La tubería del fumador

Foto de Nitin Sharma en Pexels

El problema al que se presenta el fumador es como una tubería agrietada que libera agua. Imagina que te levantas una mañana y en el techo de la cocina hay una gran mancha de humedad. ¿Qué harías? ¿pintarías sin más la mancha o buscarías la grieta de la tubería para repararla?

Los pulmones de los fumadores son como el techo blanco y reluciente de una cocina. Cuando estos se empiezan a ponerse negros, lo único que nos queda es buscar y reparar la grieta (=la adicción).

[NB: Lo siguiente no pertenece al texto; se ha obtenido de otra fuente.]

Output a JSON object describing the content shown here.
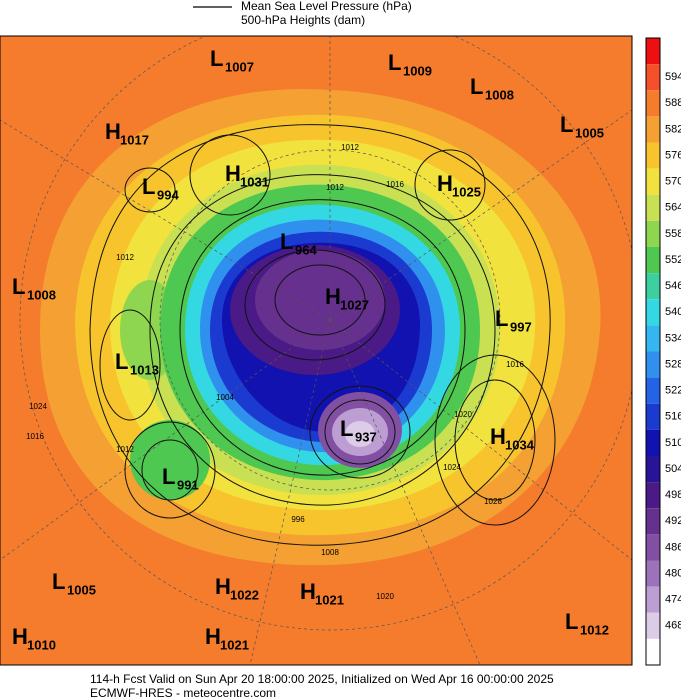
{
  "legend": {
    "items": [
      "Mean Sea Level Pressure (hPa)",
      "500-hPa Heights (dam)"
    ]
  },
  "colorbar": {
    "ticks": [
      594,
      588,
      582,
      576,
      570,
      564,
      558,
      552,
      546,
      540,
      534,
      528,
      522,
      516,
      510,
      504,
      498,
      492,
      486,
      480,
      474,
      468
    ],
    "top_color": "#ee1010",
    "colors": [
      "#f5502a",
      "#f47c2c",
      "#f5a032",
      "#f8c42e",
      "#f2e23e",
      "#c8e052",
      "#8ed650",
      "#4ec850",
      "#3ecfa0",
      "#34d8e2",
      "#34b6f0",
      "#3090ee",
      "#2462e6",
      "#1a3ad0",
      "#1212b0",
      "#281496",
      "#4a1a86",
      "#66308e",
      "#8250a2",
      "#9c72ba",
      "#bc9ed2",
      "#dccce8"
    ],
    "bottom_color": "#ffffff"
  },
  "centers": [
    {
      "letter": "L",
      "value": "1007"
    },
    {
      "letter": "L",
      "value": "1009"
    },
    {
      "letter": "L",
      "value": "1008"
    },
    {
      "letter": "L",
      "value": "1005"
    },
    {
      "letter": "H",
      "value": "1017"
    },
    {
      "letter": "L",
      "value": "994"
    },
    {
      "letter": "H",
      "value": "1031"
    },
    {
      "letter": "H",
      "value": "1025"
    },
    {
      "letter": "L",
      "value": "964"
    },
    {
      "letter": "H",
      "value": "1027"
    },
    {
      "letter": "L",
      "value": "1008"
    },
    {
      "letter": "L",
      "value": "997"
    },
    {
      "letter": "L",
      "value": "1013"
    },
    {
      "letter": "H",
      "value": "1034"
    },
    {
      "letter": "L",
      "value": "937"
    },
    {
      "letter": "L",
      "value": "991"
    },
    {
      "letter": "L",
      "value": "1005"
    },
    {
      "letter": "H",
      "value": "1022"
    },
    {
      "letter": "H",
      "value": "1021"
    },
    {
      "letter": "H",
      "value": "1010"
    },
    {
      "letter": "H",
      "value": "1021"
    },
    {
      "letter": "L",
      "value": "1012"
    }
  ],
  "contour_labels": [
    "1012",
    "1012",
    "1016",
    "1012",
    "1016",
    "1024",
    "1016",
    "1012",
    "1008",
    "1020",
    "1028",
    "1024",
    "1020",
    "996",
    "1004"
  ],
  "footer": {
    "line1": "114-h Fcst Valid on Sun Apr 20 18:00:00 2025, Initialized on Wed Apr 16 00:00:00 2025",
    "line2": "ECMWF-HRES - meteocentre.com"
  }
}
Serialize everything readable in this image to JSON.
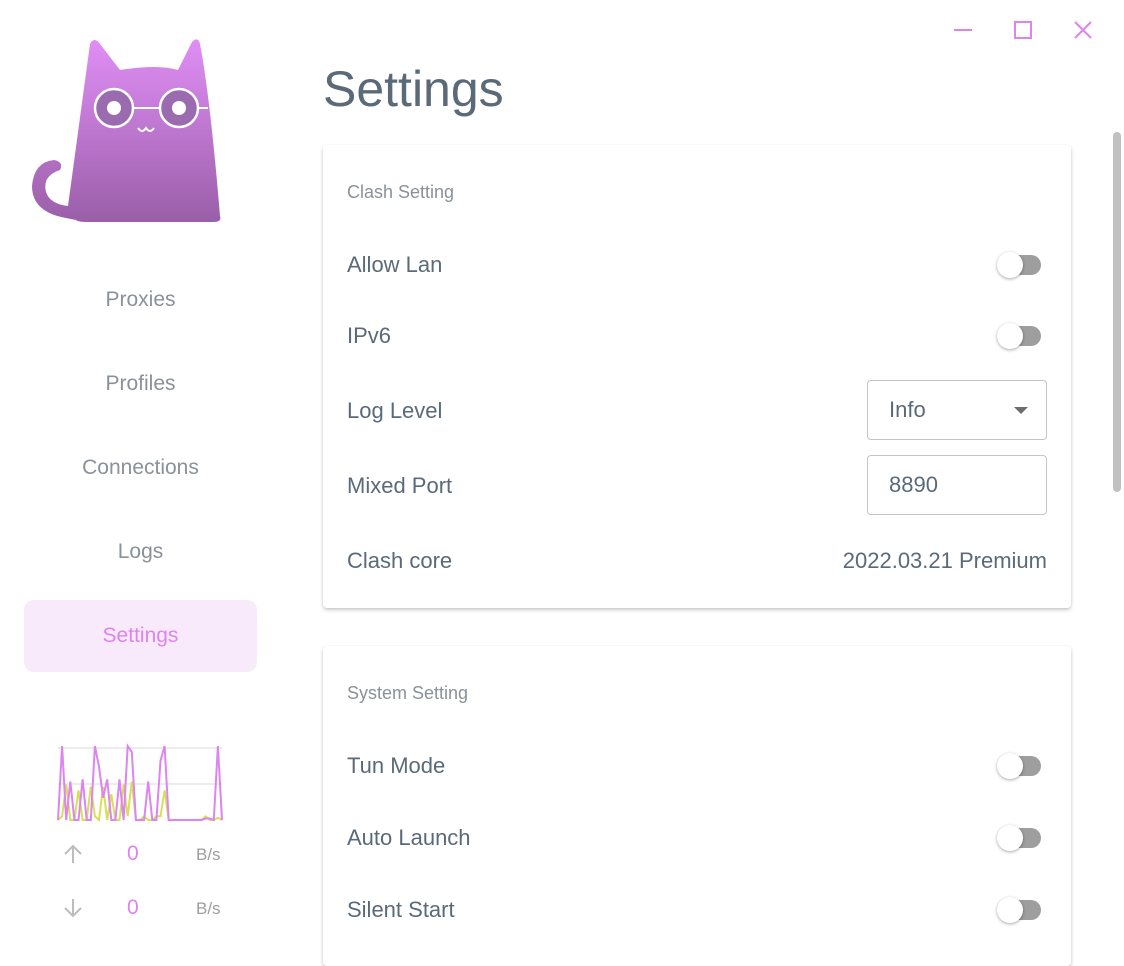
{
  "window": {
    "controls": [
      {
        "name": "minimize"
      },
      {
        "name": "maximize"
      },
      {
        "name": "close"
      }
    ],
    "control_color": "#dd84f0"
  },
  "page_title": "Settings",
  "sidebar": {
    "items": [
      {
        "label": "Proxies"
      },
      {
        "label": "Profiles"
      },
      {
        "label": "Connections"
      },
      {
        "label": "Logs"
      },
      {
        "label": "Settings",
        "active": true
      }
    ],
    "accent": "#dd84f0",
    "traffic": {
      "upload": {
        "value": "0",
        "unit": "B/s",
        "icon": "arrow-up-icon"
      },
      "download": {
        "value": "0",
        "unit": "B/s",
        "icon": "arrow-down-icon"
      },
      "graph": {
        "upload_color": "#dd84f0",
        "download_color": "#d4e157",
        "upload_series": [
          0,
          100,
          0,
          52,
          0,
          0,
          55,
          0,
          0,
          100,
          72,
          30,
          55,
          0,
          0,
          55,
          0,
          100,
          92,
          0,
          0,
          0,
          52,
          0,
          0,
          80,
          100,
          0,
          0,
          0,
          0,
          0,
          0,
          0,
          0,
          0,
          2,
          2,
          0,
          100,
          0
        ],
        "download_series": [
          0,
          5,
          48,
          0,
          0,
          40,
          0,
          0,
          45,
          5,
          0,
          45,
          0,
          35,
          0,
          0,
          48,
          5,
          52,
          0,
          0,
          5,
          0,
          0,
          5,
          5,
          40,
          0,
          0,
          0,
          0,
          0,
          0,
          0,
          0,
          0,
          5,
          0,
          0,
          3,
          0
        ]
      }
    }
  },
  "clash_setting": {
    "title": "Clash Setting",
    "allow_lan": {
      "label": "Allow Lan",
      "enabled": false
    },
    "ipv6": {
      "label": "IPv6",
      "enabled": false
    },
    "log_level": {
      "label": "Log Level",
      "value": "Info"
    },
    "mixed_port": {
      "label": "Mixed Port",
      "value": "8890"
    },
    "clash_core": {
      "label": "Clash core",
      "value": "2022.03.21 Premium"
    }
  },
  "system_setting": {
    "title": "System Setting",
    "tun_mode": {
      "label": "Tun Mode",
      "enabled": false
    },
    "auto_launch": {
      "label": "Auto Launch",
      "enabled": false
    },
    "silent_start": {
      "label": "Silent Start",
      "enabled": false
    }
  }
}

Beber infusiones para limpiar los pulmones es como coger una brocha con pintura para tapar el verdadero problema que hay detrás de un techo manchado (=una pérdida de tiempo). ¿De qué sirve preocuparse tanto en si respiras bien, tienes mucha mucosidad o te pica la garganta? Todos esos son síntomas indirectos de un problema mayor (=la adicción).

Otro de los errores más habituales de los fumadores es buscar una explicación a su problema. ¿Por qué me hice fumador? Explicaciones muy habituales son: tenía muy baja autoestima, no tenía fuerza de volutad, empecé a fumar muy joven, tenía mucha ansiedad, etc. ¿De verdad crees que importa tanto la manera o el momento en que empezaste a fumar? El problema actual que tienes que resolver es la adicción, y en él te tienes que centrar. Comprender cómo funciona y conocer sus puntos débiles son pasos necesarios si quieres dejar de fumar de una manera más eficiente.